À la suite de sa décision du 29 avril dans l'affaire Callais c. Louisiane, la Cour suprême des États-Unis a publié le 5 mai une ordonnance non signée autorisant la décision — qui annule la carte électorale du Congrès de l'État pour charcutage électoral racial — à entrer en vigueur immédiatement. Le juge Samuel Alito, dans une opinion concordante, a vivement critiqué l'unique opinion dissidente de la juge Ketanji Brown Jackson, la qualifiant d'« infondée » et d'« insultante », ce qui souligne les tensions entourant les batailles électorales de 2026.
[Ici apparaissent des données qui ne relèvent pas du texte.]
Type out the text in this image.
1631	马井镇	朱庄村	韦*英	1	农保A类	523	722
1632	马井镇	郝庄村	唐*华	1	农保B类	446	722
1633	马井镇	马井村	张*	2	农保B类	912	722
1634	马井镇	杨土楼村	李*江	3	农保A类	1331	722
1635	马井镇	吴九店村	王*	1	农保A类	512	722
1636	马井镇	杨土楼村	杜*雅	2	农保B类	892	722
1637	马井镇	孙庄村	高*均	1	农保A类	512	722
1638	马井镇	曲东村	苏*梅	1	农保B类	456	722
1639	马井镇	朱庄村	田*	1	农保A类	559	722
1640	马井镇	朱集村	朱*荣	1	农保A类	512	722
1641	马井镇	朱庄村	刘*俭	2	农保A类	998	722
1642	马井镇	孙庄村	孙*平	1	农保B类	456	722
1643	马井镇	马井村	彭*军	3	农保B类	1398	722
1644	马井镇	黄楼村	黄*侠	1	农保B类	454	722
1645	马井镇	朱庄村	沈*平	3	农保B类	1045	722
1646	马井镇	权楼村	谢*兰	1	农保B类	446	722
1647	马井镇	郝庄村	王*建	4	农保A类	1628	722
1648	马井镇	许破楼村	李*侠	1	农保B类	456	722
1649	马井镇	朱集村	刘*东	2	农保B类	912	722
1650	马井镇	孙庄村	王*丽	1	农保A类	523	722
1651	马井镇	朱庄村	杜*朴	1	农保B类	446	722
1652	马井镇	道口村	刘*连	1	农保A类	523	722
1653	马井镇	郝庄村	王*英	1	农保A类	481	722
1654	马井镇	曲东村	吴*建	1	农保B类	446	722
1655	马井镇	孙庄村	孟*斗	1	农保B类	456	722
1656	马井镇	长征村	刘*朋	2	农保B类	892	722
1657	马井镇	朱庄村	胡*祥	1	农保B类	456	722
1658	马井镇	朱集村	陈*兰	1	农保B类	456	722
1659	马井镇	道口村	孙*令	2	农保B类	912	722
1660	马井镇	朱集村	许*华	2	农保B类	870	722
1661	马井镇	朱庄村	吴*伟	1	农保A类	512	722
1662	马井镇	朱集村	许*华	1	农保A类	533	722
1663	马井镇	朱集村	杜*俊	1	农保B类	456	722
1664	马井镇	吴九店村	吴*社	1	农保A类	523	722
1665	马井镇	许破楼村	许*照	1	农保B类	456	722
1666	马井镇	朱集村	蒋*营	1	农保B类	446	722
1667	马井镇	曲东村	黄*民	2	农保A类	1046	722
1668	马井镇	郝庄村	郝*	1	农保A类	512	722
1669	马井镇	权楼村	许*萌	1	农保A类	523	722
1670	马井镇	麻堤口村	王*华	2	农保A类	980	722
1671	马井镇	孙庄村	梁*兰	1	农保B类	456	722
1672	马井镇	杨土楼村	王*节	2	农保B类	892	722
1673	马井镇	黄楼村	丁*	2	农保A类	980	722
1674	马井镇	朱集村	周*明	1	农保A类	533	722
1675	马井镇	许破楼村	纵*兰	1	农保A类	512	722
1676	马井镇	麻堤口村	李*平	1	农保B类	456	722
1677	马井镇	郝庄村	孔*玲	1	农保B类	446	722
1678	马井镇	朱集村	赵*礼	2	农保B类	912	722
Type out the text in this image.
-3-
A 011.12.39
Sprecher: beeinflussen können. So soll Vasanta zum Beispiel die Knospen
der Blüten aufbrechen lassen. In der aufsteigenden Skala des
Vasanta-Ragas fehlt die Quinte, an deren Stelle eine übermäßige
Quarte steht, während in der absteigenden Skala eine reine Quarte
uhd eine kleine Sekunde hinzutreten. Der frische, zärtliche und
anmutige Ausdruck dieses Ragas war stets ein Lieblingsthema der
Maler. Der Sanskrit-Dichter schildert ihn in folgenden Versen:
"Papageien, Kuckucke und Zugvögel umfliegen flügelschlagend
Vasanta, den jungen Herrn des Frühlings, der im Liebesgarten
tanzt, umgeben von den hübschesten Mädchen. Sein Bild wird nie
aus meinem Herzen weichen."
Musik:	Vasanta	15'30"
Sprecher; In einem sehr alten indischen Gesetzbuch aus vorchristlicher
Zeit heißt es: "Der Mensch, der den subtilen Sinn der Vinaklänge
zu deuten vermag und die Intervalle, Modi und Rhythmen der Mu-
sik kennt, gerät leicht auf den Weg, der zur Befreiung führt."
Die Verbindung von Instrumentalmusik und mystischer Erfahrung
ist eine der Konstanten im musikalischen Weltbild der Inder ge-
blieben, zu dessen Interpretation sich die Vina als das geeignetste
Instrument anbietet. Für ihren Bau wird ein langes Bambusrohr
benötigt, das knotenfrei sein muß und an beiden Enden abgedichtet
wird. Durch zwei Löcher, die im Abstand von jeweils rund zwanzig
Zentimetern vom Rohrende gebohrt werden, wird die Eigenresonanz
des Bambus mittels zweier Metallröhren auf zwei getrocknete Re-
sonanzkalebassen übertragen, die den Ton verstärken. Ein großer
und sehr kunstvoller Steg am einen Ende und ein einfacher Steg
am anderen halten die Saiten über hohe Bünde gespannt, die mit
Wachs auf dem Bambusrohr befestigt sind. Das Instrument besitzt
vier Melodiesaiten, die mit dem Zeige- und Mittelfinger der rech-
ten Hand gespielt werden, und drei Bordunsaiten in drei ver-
La décision rendue le 29 avril 2026 par la Cour suprême dans l'affaire Callais c. Louisiane, adoptée par 6 voix contre 3 et rédigée par le juge Alito, a invalidé la carte électorale du Congrès de l'État en raison d'une utilisation excessive de la race dans le redécoupage électoral en vertu du Voting Rights Act. Le 5 mai, des électeurs de Louisiane ont déposé une demande d'urgence pour contourner le délai d'attente habituel de 32 jours avant que les tribunaux inférieurs ne reçoivent l'avis, soulignant l'urgence d'éviter une nouvelle élection marquée par un charcutage électoral racial comme en 2024. Une majorité a approuvé cette demande dans une ordonnance non signée, notant que le délai est « sujet à ajustement ». La juge Jackson a été la seule à s'opposer, qualifiant cette mesure d'« injustifiée et imprudente ». Elle a accusé la majorité conservatrice de créer le « chaos » en intervenant directement dans l'exécution. « La Cour s'affranchit aujourd'hui de ces deux contraintes et se lance dans la mêlée... Parce que cet abandon est injustifié et imprudent, je suis respectueusement en désaccord », a-t-elle écrit. Alito a répondu dans une opinion concordante, rejointe par les juges Clarence Thomas et Neil Gorsuch : « L'opinion dissidente dans cette affaire porte des accusations auxquelles il est impossible de ne pas répondre. » Il a qualifié ses arguments d'« infondés », d'« insultants » et de « triviaux au mieux », rejetant les allégations d'utilisation sans principe du pouvoir comme étant « sans fondement et totalement irresponsables ». Cet échange souligne l'escalade de la rhétorique au sein de la Cour alors que les luttes sur le redécoupage électoral s'intensifient avant les élections de mi-mandat de 2026.